You made me a promise
6th of December 2012, you talked extensively to me—man to manhood. How out of the ten commandments the seventh seemed to be the hardest for you to keep, you prayed to me the Lord forgave you, you talked about the rush of blood to your head at very awkward times, you even called me erratic as a way to shift some blame and I took it like a manhood, and I feel the carnage rising in me remembering your last adventure, taking me for swims in unprotected pools is not what I got attached to you for, random penicillin shots is not how I want to die.
We have drifted, we used to be close, and I used to happily come out charged with gumption. Every morning I was there to reassure you of your masculinity and to say “Hey, what’s wood in your hood?” happy, looking up to you and nodding approvingly to your weird standards in women, but now I get scared man, I get fucking scared especially now that you are in your twenties, you have worked me so hard in just a week span. You’re high on libido, high on drugs and you drink to full blotto that you don’t see your sexual shortcomings, and when you masturbate you squeeze me too stiff and I can’t breathe, you kegel so much like you want to rupture your kidney, sometimes I don’t even want to play, you know? But now you are just too desperate and overbearing.
Just so you know I have not forgotten, many years ago, the unfortunate incident with Gloria from Surulere, the neighborhood sperm bank. The events that name conjures reminds me of injection dosages, blood and urine tests, prayers to God to heal you, supplications that if you survived you would never go close to a woman. But you humans are the lowest form of scams and liars there are on the planet, I was stupid to have believed you. You were victim to Gloria’s giggly nyash that felt softer than Agege bread, an ass that could drag the moon out of its orbit, the type of ass you liked, an ass you always wanted to press your face and palm, to smell it and kiss it, an ass to be worshiped, the day you finally touched it between those face me I slap you walls your hand sank all the way in between her legs and you got hooked—up, down, line and sinker. If you had any sense in your head you would have focused on peeling oranges and selling groundnuts for your auntie, but you watched as guys in the hood called after her, you listened to stories of how they touched her and it touched you, you knew her reputation in the hood, she is Calabar and fits the stereotype with those light skinned women.
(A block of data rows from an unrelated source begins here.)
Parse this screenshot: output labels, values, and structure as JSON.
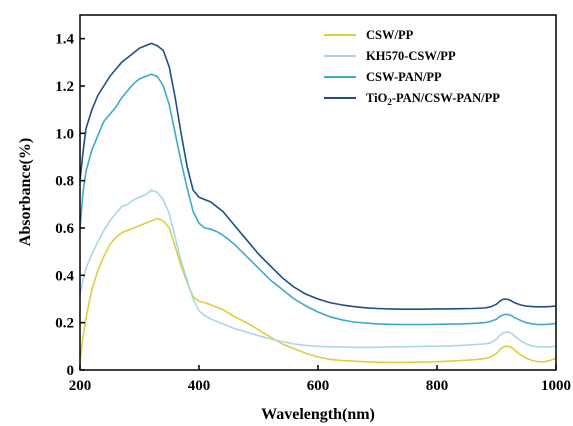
{
  "chart_data": {
    "type": "line",
    "title": "",
    "xlabel": "Wavelength(nm)",
    "ylabel": "Absorbance(%)",
    "xlim": [
      200,
      1000
    ],
    "ylim": [
      0,
      1.5
    ],
    "x_ticks": [
      "200",
      "400",
      "600",
      "800",
      "1000"
    ],
    "y_ticks": [
      "0",
      "0.2",
      "0.4",
      "0.6",
      "0.8",
      "1.0",
      "1.2",
      "1.4"
    ],
    "x_tick_values": [
      200,
      400,
      600,
      800,
      1000
    ],
    "y_tick_values": [
      0,
      0.2,
      0.4,
      0.6,
      0.8,
      1.0,
      1.2,
      1.4
    ],
    "grid": false,
    "legend_position": "top-right",
    "x": [
      200,
      205,
      210,
      220,
      230,
      240,
      250,
      260,
      270,
      280,
      290,
      300,
      310,
      320,
      330,
      340,
      350,
      360,
      370,
      380,
      390,
      400,
      410,
      420,
      430,
      440,
      450,
      460,
      480,
      500,
      520,
      540,
      560,
      580,
      600,
      620,
      640,
      660,
      680,
      700,
      720,
      740,
      760,
      780,
      800,
      820,
      840,
      860,
      880,
      890,
      900,
      905,
      910,
      915,
      920,
      925,
      930,
      940,
      950,
      960,
      970,
      980,
      990,
      1000
    ],
    "series": [
      {
        "name": "CSW/PP",
        "color": "#e2cb3c",
        "values": [
          0.04,
          0.14,
          0.22,
          0.34,
          0.42,
          0.48,
          0.53,
          0.56,
          0.58,
          0.59,
          0.6,
          0.61,
          0.62,
          0.63,
          0.64,
          0.63,
          0.6,
          0.52,
          0.44,
          0.37,
          0.31,
          0.29,
          0.285,
          0.275,
          0.265,
          0.255,
          0.24,
          0.225,
          0.2,
          0.17,
          0.14,
          0.11,
          0.09,
          0.07,
          0.055,
          0.045,
          0.04,
          0.037,
          0.035,
          0.033,
          0.032,
          0.032,
          0.033,
          0.034,
          0.035,
          0.037,
          0.04,
          0.043,
          0.048,
          0.055,
          0.07,
          0.085,
          0.095,
          0.1,
          0.1,
          0.095,
          0.085,
          0.065,
          0.05,
          0.04,
          0.035,
          0.035,
          0.04,
          0.05
        ]
      },
      {
        "name": "KH570-CSW/PP",
        "color": "#a9d7e7",
        "values": [
          0.32,
          0.38,
          0.43,
          0.49,
          0.54,
          0.59,
          0.63,
          0.66,
          0.69,
          0.7,
          0.72,
          0.73,
          0.74,
          0.76,
          0.75,
          0.72,
          0.66,
          0.56,
          0.46,
          0.38,
          0.3,
          0.25,
          0.23,
          0.215,
          0.205,
          0.195,
          0.185,
          0.175,
          0.16,
          0.145,
          0.132,
          0.12,
          0.11,
          0.104,
          0.1,
          0.098,
          0.097,
          0.096,
          0.096,
          0.096,
          0.097,
          0.098,
          0.099,
          0.1,
          0.1,
          0.102,
          0.104,
          0.107,
          0.11,
          0.115,
          0.13,
          0.145,
          0.155,
          0.16,
          0.16,
          0.155,
          0.145,
          0.125,
          0.11,
          0.102,
          0.098,
          0.097,
          0.098,
          0.1
        ]
      },
      {
        "name": "CSW-PAN/PP",
        "color": "#3fa8cf",
        "values": [
          0.6,
          0.75,
          0.84,
          0.93,
          0.99,
          1.05,
          1.08,
          1.11,
          1.15,
          1.18,
          1.21,
          1.23,
          1.24,
          1.25,
          1.24,
          1.2,
          1.12,
          1.0,
          0.88,
          0.77,
          0.67,
          0.62,
          0.6,
          0.595,
          0.585,
          0.57,
          0.55,
          0.53,
          0.48,
          0.43,
          0.38,
          0.34,
          0.3,
          0.27,
          0.245,
          0.225,
          0.212,
          0.203,
          0.198,
          0.195,
          0.193,
          0.192,
          0.192,
          0.192,
          0.193,
          0.194,
          0.195,
          0.197,
          0.2,
          0.205,
          0.215,
          0.225,
          0.232,
          0.235,
          0.234,
          0.23,
          0.222,
          0.21,
          0.2,
          0.195,
          0.192,
          0.192,
          0.194,
          0.197
        ]
      },
      {
        "name": "TiO2-PAN/CSW-PAN/PP",
        "color": "#1f4f8b",
        "values": [
          0.8,
          0.92,
          1.02,
          1.1,
          1.16,
          1.2,
          1.24,
          1.27,
          1.3,
          1.32,
          1.34,
          1.36,
          1.37,
          1.38,
          1.37,
          1.35,
          1.28,
          1.15,
          1.0,
          0.86,
          0.76,
          0.73,
          0.72,
          0.71,
          0.69,
          0.67,
          0.64,
          0.61,
          0.55,
          0.49,
          0.44,
          0.39,
          0.35,
          0.32,
          0.3,
          0.285,
          0.275,
          0.268,
          0.263,
          0.26,
          0.258,
          0.257,
          0.257,
          0.257,
          0.258,
          0.258,
          0.259,
          0.26,
          0.262,
          0.267,
          0.278,
          0.29,
          0.298,
          0.3,
          0.298,
          0.292,
          0.285,
          0.275,
          0.27,
          0.268,
          0.267,
          0.267,
          0.268,
          0.27
        ]
      }
    ],
    "legend": [
      {
        "label_main": "CSW/PP",
        "label_sub": "",
        "label_rest": ""
      },
      {
        "label_main": "KH570-CSW/PP",
        "label_sub": "",
        "label_rest": ""
      },
      {
        "label_main": "CSW-PAN/PP",
        "label_sub": "",
        "label_rest": ""
      },
      {
        "label_main": "TiO",
        "label_sub": "2",
        "label_rest": "-PAN/CSW-PAN/PP"
      }
    ]
  }
}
At first she was a little girl who went and came from school, but she grew big breasts, the slash of her black hair turned from something to pull at water pumps to something to stroke and pull in the dark, she wore stretch pants and crop tops, assisted at her mother’s local ogogoro bar, and was popular for being an easy lay. She slept with Onume, Tobe, Louis and big Antony, guys way older. After you survived that you promised me to be a good, you promised…
I have had tough times with you; it hasn’t been easy to live with. Sometimes you made me play when I didn’t even want to because you’re impulsive. Looking at pornography and naked images from Tumblr to get me in the mood, one time you lost all complete fate in me and took Viagra, it made me extra happy but that is not the point!
I feel a lot better now that I vented, you need to be a better caretaker. I want comebacks but no glove no love, and not all the ass in skirts, sometimes I wonder if your brain works at all, the blames for its poor thinking makes me weary.